Segundo o presidente da Fapespa, Eduardo Costa, trata-se de um documento que permite uma reflexão sobre o estado do Pará. “Conforme o estudo, mais de 457 mil pessoas saíram da linha da pobreza no estado do Pará entre 2008 e 2014. Surpreendeu positivamente, na análise dos dados, o fato de que parcela significativa deste movimento decorreu da dinâmica do mercado de trabalho. Neste período, a população ocupada cresceu 6,5%, e a renda, seja da população formal ou informal, cresceu 13,40%. Contudo, foi no setor formal, com um incremento de 35,76% da população ocupada, que houve o maior aumento na renda, de 27,5%.Adicionalmente, chama atenção o fato de que a maior parte desta mobilidade social (70%) aconteceu no interior do estado, como resultado da dinâmica econômica decorrente de alguns investimentos que aconteceram nos últimos anos”, concluiu o presidente.

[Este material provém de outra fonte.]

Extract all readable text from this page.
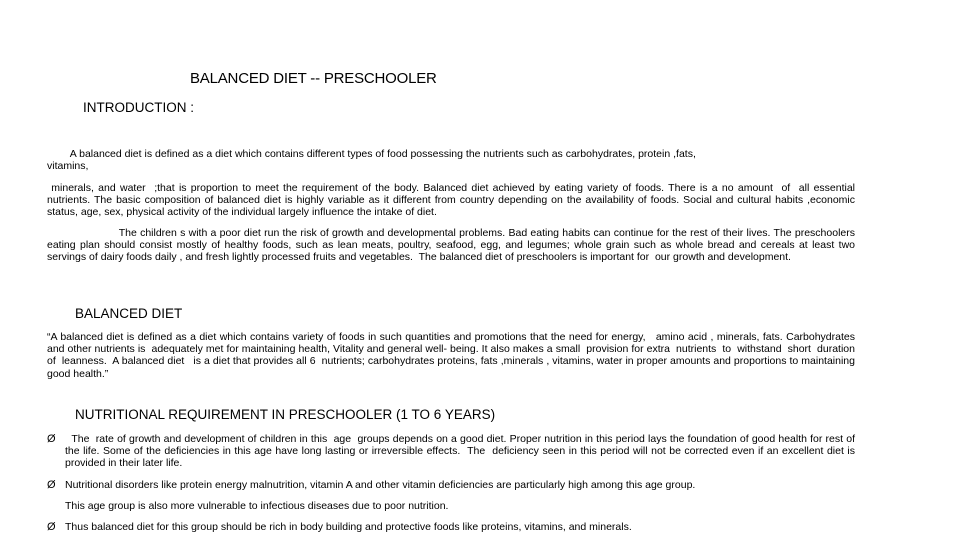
BALANCED DIET -- PRESCHOOLER
INTRODUCTION :
A balanced diet is defined as a diet which contains different types of food possessing the nutrients such as carbohydrates, protein ,fats,
vitamins,
minerals, and water  ;that is proportion to meet the requirement of the body. Balanced diet achieved by eating variety of foods. There is a no amount  of  all essential nutrients. The basic composition of balanced diet is highly variable as it different from country depending on the availability of foods. Social and cultural habits ,economic status, age, sex, physical activity of the individual largely influence the intake of diet.
The children s with a poor diet run the risk of growth and developmental problems. Bad eating habits can continue for the rest of their lives. The preschoolers eating plan should consist mostly of healthy foods, such as lean meats, poultry, seafood, egg, and legumes; whole grain such as whole bread and cereals at least two servings of dairy foods daily , and fresh lightly processed fruits and vegetables.  The balanced diet of preschoolers is important for  our growth and development.
BALANCED DIET
“A balanced diet is defined as a diet which contains variety of foods in such quantities and promotions that the need for energy,   amino acid , minerals, fats. Carbohydrates and other nutrients is  adequately met for maintaining health, Vitality and general well- being. It also makes a small  provision for extra  nutrients  to  withstand  short  duration  of  leanness.  A balanced diet   is a diet that provides all 6  nutrients; carbohydrates proteins, fats ,minerals , vitamins, water in proper amounts and proportions to maintaining good health.”
NUTRITIONAL REQUIREMENT IN PRESCHOOLER (1 TO 6 YEARS)
Ø The  rate of growth and development of children in this  age  groups depends on a good diet. Proper nutrition in this period lays the foundation of good health for rest of the life. Some of the deficiencies in this age have long lasting or irreversible effects.  The  deficiency seen in this period will not be corrected even if an excellent diet is provided in their later life.
Ø Nutritional disorders like protein energy malnutrition, vitamin A and other vitamin deficiencies are particularly high among this age group.
This age group is also more vulnerable to infectious diseases due to poor nutrition.
Ø Thus balanced diet for this group should be rich in body building and protective foods like proteins, vitamins, and minerals.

De acordo com o estudo, mesmo com esses obstáculos, houve avanços em determinados indicadores sociais. Do total das doze regiões de integração, sete apresentaram redução da taxa de mortalidade infantil sendo que a região do Xingu se destacou ao sair da maior taxa em 2014 de 19,29%, passando para a terceira menor taxa do estado em 2015 quando a taxa registrada foi de 13,49%, com redução de 5.8 óbitos para cada mil nascidos vivos. A redução na taxa de mortalidade também foi observada nas regiões de Guamá, Tapajós e Rio Caeté. Outro indicador é a taxa de alfabetização, que apresentou incremento com destaque para a melhora na taxa entre o sexo feminino.
Para a titular da Secretaria Extraordinária de Estado de Políticas Sociais (Seeips), Izabela Jatene, o estudo constitui-se como um importante norteador de políticas públicas. “O Mapa traz grandes sinalizadores aos quais precisamos estar atentos, porque os indicadores passam por constante transformação e é necessário estarmos abertos a essas transformações, e, sobretudo, utilizar este documento como instrumento de gestão pública, no sentido de melhorar a qualidade de vida da população”, avaliou.

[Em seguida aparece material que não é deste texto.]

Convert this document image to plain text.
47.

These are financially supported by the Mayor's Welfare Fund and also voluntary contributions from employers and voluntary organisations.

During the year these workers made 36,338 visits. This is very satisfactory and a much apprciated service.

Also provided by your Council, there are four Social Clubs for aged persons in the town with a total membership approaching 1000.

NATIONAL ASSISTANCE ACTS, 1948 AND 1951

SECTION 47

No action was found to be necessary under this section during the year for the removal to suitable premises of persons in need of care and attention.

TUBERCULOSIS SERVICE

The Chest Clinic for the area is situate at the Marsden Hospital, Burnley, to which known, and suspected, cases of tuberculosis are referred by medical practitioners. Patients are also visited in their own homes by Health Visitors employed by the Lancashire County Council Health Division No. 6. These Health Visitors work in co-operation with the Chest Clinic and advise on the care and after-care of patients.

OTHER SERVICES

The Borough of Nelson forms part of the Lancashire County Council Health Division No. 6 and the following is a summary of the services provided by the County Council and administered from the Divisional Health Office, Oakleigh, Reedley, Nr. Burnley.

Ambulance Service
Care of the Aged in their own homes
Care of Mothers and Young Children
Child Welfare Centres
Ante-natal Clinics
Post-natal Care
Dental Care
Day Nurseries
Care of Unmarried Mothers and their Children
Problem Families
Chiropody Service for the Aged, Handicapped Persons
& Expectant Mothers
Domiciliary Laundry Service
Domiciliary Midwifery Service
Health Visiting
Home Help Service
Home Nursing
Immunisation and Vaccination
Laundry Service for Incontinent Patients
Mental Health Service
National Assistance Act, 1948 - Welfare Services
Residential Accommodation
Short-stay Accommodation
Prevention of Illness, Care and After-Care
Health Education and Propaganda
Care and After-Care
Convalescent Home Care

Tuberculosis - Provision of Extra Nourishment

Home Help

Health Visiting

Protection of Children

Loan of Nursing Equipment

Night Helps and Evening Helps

Izabela complementou ainda que o documento serve como ponto inicial para o aprofundamento do debate entre os principais atores socais envolvidos. “O melhor caminho que nós temos é a integração, não apenas dos entes do Estado, mas a integração com a sociedade, ou seja, as parcerias com o setor privado, com organizações sociais, porque nós precisamos trabalhar as políticas públicas de forma integrada e acreditar que a revisão do pacto federativo brasileiro é importante para que nós sejamos percebidos, e que, de direito, fique no estado o que é produzido aqui, e desta forma vamos conseguir reduzir as desigualdades no nosso estado e no Brasil “, reitera a titular da Seeips.
O secretário adjunto de Trabalho, Emprego e Renda, Everson Costa, reforça que é mais do que necessário implementar ações articuladas. “Fica claro que pelo cenário atual da economia brasileira, a preocupação com o aumento das taxas de desemprego é enorme, uma vez que afeta o resultado dos indicadores de todas as áreas seja a de saúde, educação ou de segurança. No entanto, repensar o planejamento e as estratégias junto a entidades públicas e empresariais é fundamental neste momento”, finalizou.
NOVIDADE
Até o ano passado, o Mapa de Exclusão Social do Estado do Pará era integrante da prestação de contas do governo. A partir deste ano, em função da Lei 8.327/2015, e ele será apresentado como parte integrante do projeto de lei orçamentária. Além da elaboração do documento no primeiro semestre, será produzido outro para o mês de setembro, o qual será encaminhado junto ao projeto de lei orçamentária.